The Expression Profile, Clinical Application and Potential Tumor Suppressing Mechanism of hsa_circ_0001675 in Head and Neck Carcinoma

PURPOSE: This study sought to identify circular RNAs (circRNA) that participate in the regulation of head and neck cancer (HNC), analyze their clinical application, and predict their molecular mechanism during HNC. MATERIALS AND METHODS: High-throughput sequencing was used to analyze circRNA expression in 18 matched HNC and adjacent normal tissues. Target circRNAs with significantly differential expression were obtained. In 103 HNC and adjacent normal tissues, real-time fluorescent quantitative PCR (qRT-PCR) was used to verify the differential expression of target circRNAs.
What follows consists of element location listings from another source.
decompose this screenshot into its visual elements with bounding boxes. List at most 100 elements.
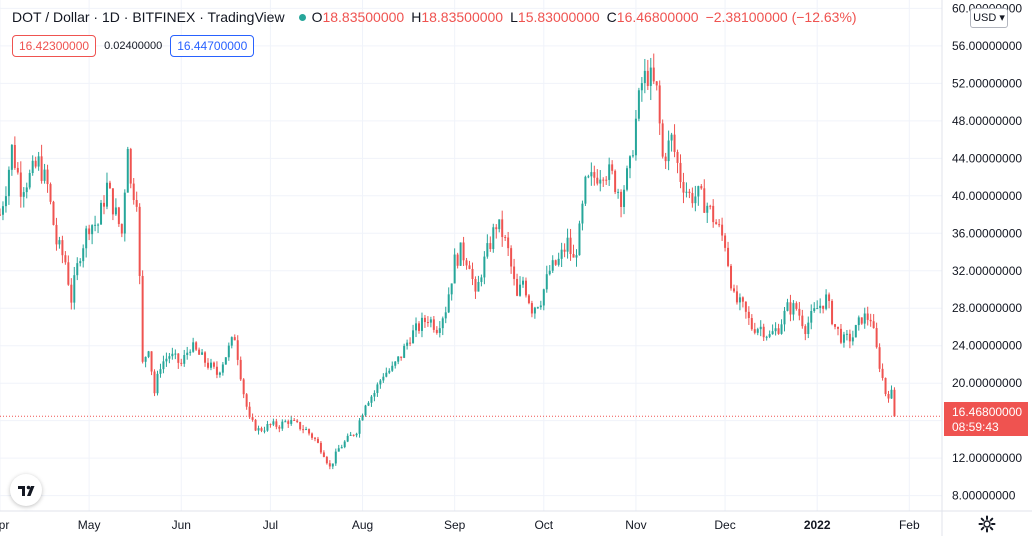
candle-body	[67, 262, 70, 285]
candle-body	[881, 368, 884, 378]
candle-body	[391, 365, 394, 371]
candle-body	[706, 205, 709, 213]
candle-body	[183, 355, 186, 364]
candle-body	[105, 182, 108, 207]
candle-body	[331, 463, 334, 467]
candle-body	[37, 156, 40, 167]
candle-body	[703, 188, 706, 213]
candle-body	[287, 421, 290, 424]
candle-body	[587, 176, 590, 178]
candle-body	[385, 372, 388, 377]
candle-body	[429, 319, 432, 323]
candle-body	[486, 243, 489, 257]
candle-body	[82, 248, 85, 262]
candle-body	[575, 255, 578, 258]
candle-body	[685, 191, 688, 193]
candle-body	[554, 260, 557, 265]
candle-body	[495, 227, 498, 230]
candle-body	[527, 295, 530, 304]
candle-body	[548, 270, 551, 275]
currency-button[interactable]: USD ▾	[970, 8, 1008, 28]
candle-body	[361, 415, 364, 421]
buy-price-button[interactable]: 16.44700000	[170, 35, 255, 57]
candle-body	[296, 420, 299, 422]
tradingview-logo-icon[interactable]	[10, 474, 42, 506]
candle-body	[875, 328, 878, 348]
candle-body	[640, 83, 643, 91]
candle-body	[804, 326, 807, 335]
candle-body	[346, 435, 349, 442]
candle-body	[851, 337, 854, 342]
candle-body	[114, 207, 117, 215]
candle-body	[275, 421, 278, 427]
candle-body	[132, 183, 135, 201]
candle-body	[854, 325, 857, 338]
candle-body	[563, 249, 566, 252]
candle-body	[394, 361, 397, 366]
price-tick-label: 48.00000000	[952, 114, 1022, 128]
candle-body	[477, 281, 480, 292]
candle-body	[120, 224, 123, 234]
candle-body	[322, 452, 325, 457]
candle-body	[792, 303, 795, 315]
candle-body	[872, 321, 875, 329]
candle-body	[536, 307, 539, 309]
candle-body	[34, 160, 37, 167]
candle-body	[135, 200, 138, 207]
candle-body	[284, 421, 287, 423]
price-axis: 8.0000000012.0000000016.0000000020.00000…	[941, 0, 1022, 536]
candle-body	[174, 353, 177, 355]
candle-body	[777, 328, 780, 334]
candle-body	[700, 186, 703, 189]
candle-body	[513, 266, 516, 279]
candle-body	[423, 317, 426, 323]
price-tick-label: 20.00000000	[952, 376, 1022, 390]
sell-price-button[interactable]: 16.42300000	[12, 35, 97, 57]
candle-body	[13, 144, 16, 168]
candle-body	[337, 448, 340, 452]
candle-body	[578, 223, 581, 256]
settings-gear-icon[interactable]	[978, 515, 996, 533]
high-label: H	[411, 9, 422, 25]
symbol-title[interactable]: DOT / Dollar · 1D · BITFINEX · TradingVi…	[12, 9, 285, 25]
candle-body	[667, 140, 670, 162]
candle-body	[530, 303, 533, 314]
close-value: 16.46800000	[616, 9, 699, 25]
candle-body	[697, 186, 700, 197]
candle-body	[10, 144, 13, 170]
candle-body	[848, 333, 851, 342]
candle-body	[807, 322, 810, 335]
time-axis: Apr May Jun Jul Aug Sep Oct Nov Dec 2022 Feb	[0, 510, 1032, 532]
candle-body	[129, 148, 132, 184]
candle-body	[890, 389, 893, 399]
candle-body	[186, 352, 189, 356]
candle-body	[501, 219, 504, 238]
candle-body	[584, 176, 587, 204]
candle-body	[732, 288, 735, 292]
candle-body	[813, 308, 816, 312]
candle-body	[260, 428, 263, 431]
candle-body	[465, 260, 468, 266]
candle-body	[471, 268, 474, 280]
time-tick-label: Sep	[444, 518, 466, 532]
candle-body	[489, 243, 492, 250]
candle-body	[459, 242, 462, 266]
time-tick-label: Nov	[625, 518, 646, 532]
candle-body	[718, 224, 721, 226]
candle-body	[747, 311, 750, 319]
candle-body	[498, 219, 501, 230]
candle-body	[524, 280, 527, 296]
time-tick-label: May	[78, 518, 101, 532]
candle-body	[111, 188, 114, 215]
candle-body	[207, 362, 210, 368]
candle-body	[117, 207, 120, 225]
candle-body	[227, 345, 230, 358]
candle-body	[373, 392, 376, 397]
candle-body	[649, 67, 652, 86]
close-label: C	[606, 9, 617, 25]
candle-body	[64, 255, 67, 263]
candle-body	[70, 284, 73, 303]
candle-body	[819, 305, 822, 309]
candle-body	[281, 421, 284, 429]
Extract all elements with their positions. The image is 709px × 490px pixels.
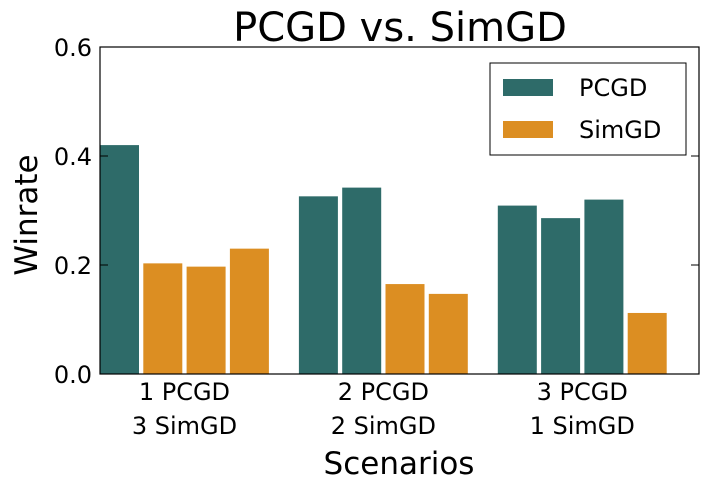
bar-1-2-simgd (143, 263, 183, 374)
y-tick-label: 0.6 (54, 34, 92, 62)
bar-1-1-pcgd (100, 145, 139, 374)
x-tick-label-line1-group-1: 1 PCGD (139, 378, 230, 406)
x-tick-label-line2-group-1: 3 SimGD (132, 412, 237, 440)
legend-swatch-pcgd (503, 79, 553, 96)
y-tick-label: 0.2 (54, 252, 92, 280)
bar-2-1-pcgd (298, 196, 338, 374)
bar-3-2-pcgd (541, 218, 581, 374)
chart-title: PCGD vs. SimGD (233, 5, 567, 51)
y-axis-label: Winrate (9, 154, 45, 275)
x-tick-label-line1-group-2: 2 PCGD (338, 378, 429, 406)
y-tick-label: 0.0 (54, 361, 92, 389)
bar-1-3-simgd (186, 266, 226, 374)
bars-layer (100, 145, 667, 374)
bar-1-4-simgd (229, 248, 269, 374)
x-tick-label-line2-group-3: 1 SimGD (530, 412, 635, 440)
x-tick-label-line1-group-3: 3 PCGD (537, 378, 628, 406)
y-axis-ticks: 0.0 0.2 0.4 0.6 (54, 34, 699, 389)
bar-3-3-pcgd (584, 199, 624, 374)
x-tick-label-line2-group-2: 2 SimGD (331, 412, 436, 440)
legend-swatch-simgd (503, 121, 553, 138)
bar-3-4-simgd (627, 312, 667, 374)
x-axis-label: Scenarios (324, 446, 475, 482)
bar-2-2-pcgd (342, 187, 382, 374)
y-tick-label: 0.4 (54, 143, 92, 171)
legend-box (489, 62, 687, 156)
bar-3-1-pcgd (497, 205, 537, 374)
bar-2-3-simgd (385, 284, 425, 374)
legend-label-pcgd: PCGD (579, 74, 647, 102)
plot-frame (99, 46, 700, 375)
bar-2-4-simgd (428, 293, 468, 374)
legend: PCGD SimGD (489, 62, 687, 156)
legend-label-simgd: SimGD (579, 116, 661, 144)
x-axis-ticks: 1 PCGD 3 SimGD 2 PCGD 2 SimGD 3 PCGD 1 SimGD (132, 378, 635, 440)
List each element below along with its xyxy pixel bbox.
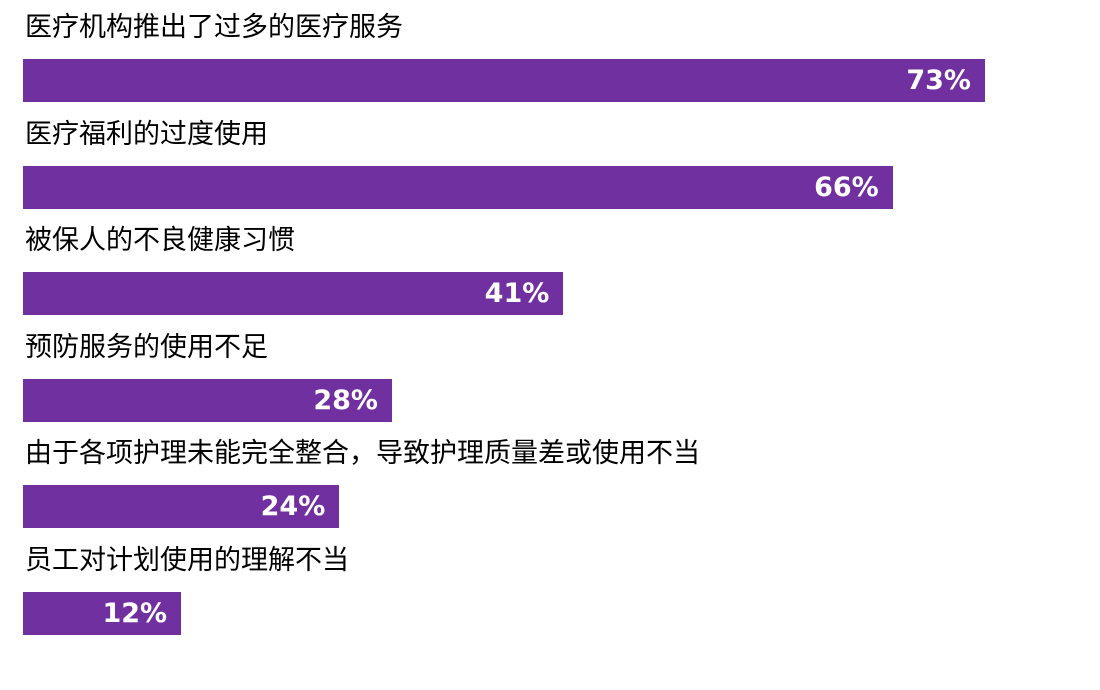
- bar-value-label: 41%: [484, 278, 550, 309]
- bar: 66%: [23, 165, 893, 209]
- category-label: 医疗福利的过度使用: [25, 118, 268, 150]
- category-label: 由于各项护理未能完全整合，导致护理质量差或使用不当: [25, 438, 700, 469]
- bar-value-label: 12%: [102, 597, 168, 629]
- bar-value-label: 24%: [260, 491, 326, 522]
- bar: 73%: [23, 59, 985, 102]
- bar-value-label: 28%: [313, 384, 378, 416]
- bar: 12%: [23, 591, 182, 635]
- category-label: 预防服务的使用不足: [25, 331, 268, 363]
- bar: 28%: [23, 378, 392, 422]
- category-label: 被保人的不良健康习惯: [25, 225, 295, 256]
- category-label: 医疗机构推出了过多的医疗服务: [25, 12, 403, 43]
- bar: 41%: [23, 272, 564, 315]
- bar-value-label: 66%: [814, 171, 879, 203]
- category-label: 员工对计划使用的理解不当: [25, 544, 349, 576]
- bar-value-label: 73%: [906, 65, 971, 96]
- bar: 24%: [23, 485, 340, 528]
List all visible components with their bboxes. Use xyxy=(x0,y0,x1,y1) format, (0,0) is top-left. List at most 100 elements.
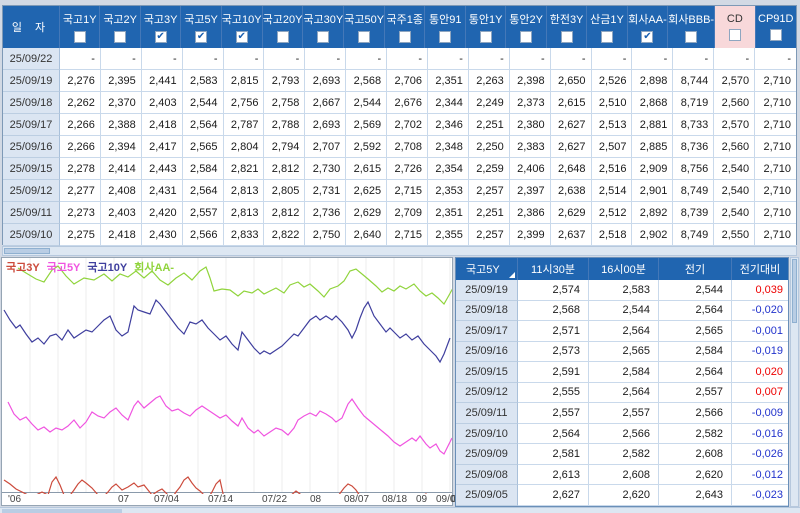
vscrollbar-thumb[interactable] xyxy=(792,259,797,323)
rate-cell: 2,544 xyxy=(346,92,388,114)
rate-cell: 2,693 xyxy=(305,70,347,92)
rate-cell: 2,564 xyxy=(182,114,224,136)
rate-cell: 2,403 xyxy=(141,92,183,114)
rate-cell: 2,418 xyxy=(100,224,142,246)
detail-row: 25/09/16 2,573 2,565 2,584 -0,019 xyxy=(456,341,788,363)
rate-cell: - xyxy=(182,48,224,70)
row-date: 25/09/15 xyxy=(3,158,60,180)
rate-cell: - xyxy=(141,48,183,70)
rates-table-hscrollbar[interactable] xyxy=(2,246,797,256)
rate-cell: 2,710 xyxy=(755,114,796,136)
rate-cell: 2,901 xyxy=(632,180,674,202)
column-checkbox[interactable]: ✔ xyxy=(235,31,248,43)
detail-header-국고5Y[interactable]: 국고5Y xyxy=(456,258,518,280)
column-checkbox[interactable] xyxy=(728,29,741,41)
rate-cell: 2,584 xyxy=(182,158,224,180)
rate-cell: 2,262 xyxy=(60,92,101,114)
column-header-국고1Y: 국고1Y xyxy=(60,6,101,48)
column-checkbox[interactable] xyxy=(358,31,371,43)
column-checkbox[interactable] xyxy=(685,31,698,43)
detail-date: 25/09/05 xyxy=(456,485,518,506)
rate-cell: 2,710 xyxy=(755,136,796,158)
table-row: 25/09/11 2,273 2,403 2,420 2,557 2,813 2,812 2,… xyxy=(3,202,796,224)
detail-row: 25/09/18 2,568 2,544 2,564 -0,020 xyxy=(456,300,788,322)
column-header-국고10Y: 국고10Y ✔ xyxy=(222,6,263,48)
column-checkbox[interactable] xyxy=(276,31,289,43)
column-checkbox[interactable] xyxy=(73,31,86,43)
rate-cell: 2,787 xyxy=(223,114,265,136)
sort-icon xyxy=(509,272,515,278)
rate-cell: 2,892 xyxy=(632,202,674,224)
x-tick-label: 09/05 xyxy=(436,494,462,505)
column-checkbox[interactable] xyxy=(479,31,492,43)
rate-cell: 2,278 xyxy=(60,158,101,180)
column-checkbox[interactable]: ✔ xyxy=(195,31,208,43)
column-checkbox[interactable] xyxy=(114,31,127,43)
detail-date: 25/09/12 xyxy=(456,382,518,404)
column-label: 국고1Y xyxy=(62,14,97,26)
column-label: 통안1Y xyxy=(468,14,503,26)
rate-cell: 2,629 xyxy=(346,202,388,224)
column-label: 회사AA- xyxy=(628,14,667,26)
hscrollbar-thumb[interactable] xyxy=(4,248,50,254)
column-checkbox[interactable] xyxy=(560,31,573,43)
detail-prev-value: 2,620 xyxy=(659,464,732,486)
rate-cell: 2,881 xyxy=(632,114,674,136)
legend-item-국고5Y: 국고5Y xyxy=(46,262,81,274)
column-checkbox[interactable] xyxy=(439,31,452,43)
column-checkbox[interactable] xyxy=(769,29,782,41)
rate-cell: 2,815 xyxy=(223,70,265,92)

This data was combined with clinicopathological information to analyze the diagnostic value of target circRNA. Bioinformatics was used to find target circRNAs that acted as competitive endogenous RNA (ceRNA) and construct a circRNA-miRNA-mRNA regulatory network. mRNA expression was verified by immunohistochemistry (IHC). RESULTS: A total of 714 differentially expressed circRNAs were detected in HNC, and the low expression of hsa_circ_0001675 was particularly significant (fold change [FC] = -4.85, P = 6.305E-05). hsa_circ_0001675 had significantly lower expression in HNC than in normal tissue (P < 0.01). Low hsa_circ_0001675 expression was positively associated with tumor invasion and clinical staging (P < 0.05), and its area under the ROC curve (AUC) was 0.7776. Low hsa_circ_0001675 expression also correlated with the overall survival (OS) rate and the progression-free survival (PFS) rate of HNC patients (P < 0.001). Bioinformatics was used to construct a ceRNA network of hsa_circ_0001675 with six differentially expressed miRNAs (hsa-miR-330-5p, hsa-miR-498, hsa-miR-532-3p, hsa-miR-577, hsa-miR-1248, and hsa-miR-1305) and 411 differentially expressed mRNAs and found that the neuroactive ligand-receptor interaction, and the cAMP and calcium signaling pathways were particularly enriched. Further bioinformatics and IHC analysis showed that miR577/TESC is the likely downstream signaling pathway for hsa_circ_0001675. CONCLUSION: This study showed that hsa_circ_0001675 is downregulated in HNC and could be an effective biomarker for HNC diagnosis. In addition, hsa_circ_0001675 may have a potential ceRNA mechanism and suppress HNC disease progression through the hsa_circ_0001675-miRNA-mRNA axis.